Она сделала рывок, начиная второй ярд пути, и ощутила, как рука брата сомкнулась на ее ноге.

Пол Элдер заколебался возле тепличных помидоров. По два девяносто девять фунт. Дороговато.

Но Лили любит помидоры, не дряблые, обычные в это время года, а сочные, налитые, как эти.

Выбрав четыре помидора, Элдер положил их в корзинку с покупками. Лили он теперь не отказывал ни в чем.

Элдер неторопливо двигался по узким проходам магазина Уолдмена, высокий, патрицианского вида, с редеющими седыми волосами и гордым, изборожденным глубокими морщинами лицом. На нем были пиджак, белая рубашка с галстуком. Привычка быть одетым строго въелась глубоко. Иногда по утрам он машинально тянулся к отглаженному синему мундиру под пластиковым чехлом, потом вспоминал, что теперь штатский.

После обеда с Коннором Элдер занялся хозяйственными делами, купил новую занавеску для душевой — он теперь пользовался ванной для гостей на первом этаже, чтобы находиться поближе к Лили, потом зашел в банк и, наконец, за продуктами. Каждое дело занимало больше времени, чем необходимо, так как приходилось останавливаться для разговора почти со всеми встречными.

Горожане знали Элдера, искали его общества — в последнее время, казалось, больше чем когда-либо. Словно бы тревога, вызванная убийством Шерри Уилкотт, пробудила у людей детскую потребность в успокоительных словах от кого-то старшего, авторитетного.

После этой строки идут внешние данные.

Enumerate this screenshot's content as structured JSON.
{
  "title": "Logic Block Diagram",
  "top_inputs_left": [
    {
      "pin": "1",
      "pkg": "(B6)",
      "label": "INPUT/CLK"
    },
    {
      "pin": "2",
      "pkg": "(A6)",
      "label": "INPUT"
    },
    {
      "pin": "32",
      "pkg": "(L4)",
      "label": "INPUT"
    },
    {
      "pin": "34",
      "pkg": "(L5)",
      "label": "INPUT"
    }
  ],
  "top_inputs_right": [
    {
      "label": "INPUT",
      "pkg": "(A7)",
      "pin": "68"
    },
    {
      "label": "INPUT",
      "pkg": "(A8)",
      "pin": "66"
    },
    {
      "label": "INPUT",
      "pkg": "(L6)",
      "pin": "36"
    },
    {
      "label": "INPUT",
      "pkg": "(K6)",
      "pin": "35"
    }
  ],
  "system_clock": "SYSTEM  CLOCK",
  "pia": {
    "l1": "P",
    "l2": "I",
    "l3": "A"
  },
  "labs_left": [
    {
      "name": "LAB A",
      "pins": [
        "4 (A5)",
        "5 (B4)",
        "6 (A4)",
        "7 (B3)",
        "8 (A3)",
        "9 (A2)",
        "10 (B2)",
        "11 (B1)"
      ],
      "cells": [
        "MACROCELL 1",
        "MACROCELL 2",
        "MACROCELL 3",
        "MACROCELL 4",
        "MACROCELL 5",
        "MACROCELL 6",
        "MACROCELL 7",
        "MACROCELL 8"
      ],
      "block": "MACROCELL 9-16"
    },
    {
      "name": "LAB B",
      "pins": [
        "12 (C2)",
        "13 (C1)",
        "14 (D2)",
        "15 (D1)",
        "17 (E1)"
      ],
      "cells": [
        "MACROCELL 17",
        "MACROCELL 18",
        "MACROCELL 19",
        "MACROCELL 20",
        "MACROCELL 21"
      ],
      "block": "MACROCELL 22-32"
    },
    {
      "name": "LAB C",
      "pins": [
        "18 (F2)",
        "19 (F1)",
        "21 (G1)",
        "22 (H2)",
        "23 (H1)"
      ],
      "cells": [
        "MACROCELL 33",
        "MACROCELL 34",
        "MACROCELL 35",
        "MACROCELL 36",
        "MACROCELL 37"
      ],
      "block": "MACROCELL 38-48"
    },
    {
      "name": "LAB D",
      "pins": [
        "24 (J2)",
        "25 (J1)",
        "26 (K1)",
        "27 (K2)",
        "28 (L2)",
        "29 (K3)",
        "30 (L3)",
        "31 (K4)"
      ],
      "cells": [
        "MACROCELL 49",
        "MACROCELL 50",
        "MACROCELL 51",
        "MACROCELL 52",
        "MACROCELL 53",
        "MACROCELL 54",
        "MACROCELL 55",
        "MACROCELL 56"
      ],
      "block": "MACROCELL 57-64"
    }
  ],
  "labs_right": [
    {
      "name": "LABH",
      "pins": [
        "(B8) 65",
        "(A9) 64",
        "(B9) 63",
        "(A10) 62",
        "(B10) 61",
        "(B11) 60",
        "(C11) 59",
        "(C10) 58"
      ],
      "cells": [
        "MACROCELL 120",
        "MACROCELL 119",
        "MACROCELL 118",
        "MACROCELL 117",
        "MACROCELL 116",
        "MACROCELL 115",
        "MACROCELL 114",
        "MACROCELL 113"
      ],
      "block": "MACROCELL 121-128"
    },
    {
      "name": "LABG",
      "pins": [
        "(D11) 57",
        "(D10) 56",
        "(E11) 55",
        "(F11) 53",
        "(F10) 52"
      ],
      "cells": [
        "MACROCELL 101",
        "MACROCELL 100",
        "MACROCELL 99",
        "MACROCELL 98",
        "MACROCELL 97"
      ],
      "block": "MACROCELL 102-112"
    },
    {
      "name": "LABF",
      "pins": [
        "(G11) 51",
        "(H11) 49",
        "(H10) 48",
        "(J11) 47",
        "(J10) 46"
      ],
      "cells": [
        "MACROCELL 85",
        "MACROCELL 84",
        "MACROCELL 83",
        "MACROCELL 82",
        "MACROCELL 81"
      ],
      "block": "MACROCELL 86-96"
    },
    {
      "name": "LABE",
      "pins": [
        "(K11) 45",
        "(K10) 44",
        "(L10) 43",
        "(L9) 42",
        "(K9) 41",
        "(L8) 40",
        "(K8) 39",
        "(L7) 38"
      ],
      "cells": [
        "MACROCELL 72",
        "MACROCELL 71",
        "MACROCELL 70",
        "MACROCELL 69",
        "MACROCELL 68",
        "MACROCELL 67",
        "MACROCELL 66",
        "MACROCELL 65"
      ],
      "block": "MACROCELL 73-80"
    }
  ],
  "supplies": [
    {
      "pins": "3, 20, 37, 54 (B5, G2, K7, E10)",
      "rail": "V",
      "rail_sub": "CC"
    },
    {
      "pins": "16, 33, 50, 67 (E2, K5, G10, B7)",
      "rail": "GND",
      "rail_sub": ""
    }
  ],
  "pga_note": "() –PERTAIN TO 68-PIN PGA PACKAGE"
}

Положив в корзинку все, что значилось в небольшом списке, плюс еще кое-что, например, помидоры для жены и замороженный вишневый пирог для себя, Элдер направился к кассе. По пути взял свежий номер городской газеты «Реджистер», глянув на заголовок.

Очередное сухое сообщение, что в единственном уголовном деле, которое волновало горожан, никаких новых версий.

Элдер встал в очередь, поздоровался со стоявшей впереди миссис Дойл. Снова отказалась от диеты, судя по количеству коробок с мороженым и пирогами в ее тележке. Раньше она не ела много, но после того как ее Джимми отбился от рук, начал устраивать поджоги, портить школьное имущество и, наконец, оказался в колонии или как там теперь называются эти заведения...

Элдер вздохнул, слегка удивленный этим свободным потоком мыслей. Да, он знал этот город, знал как свои пять пальцев.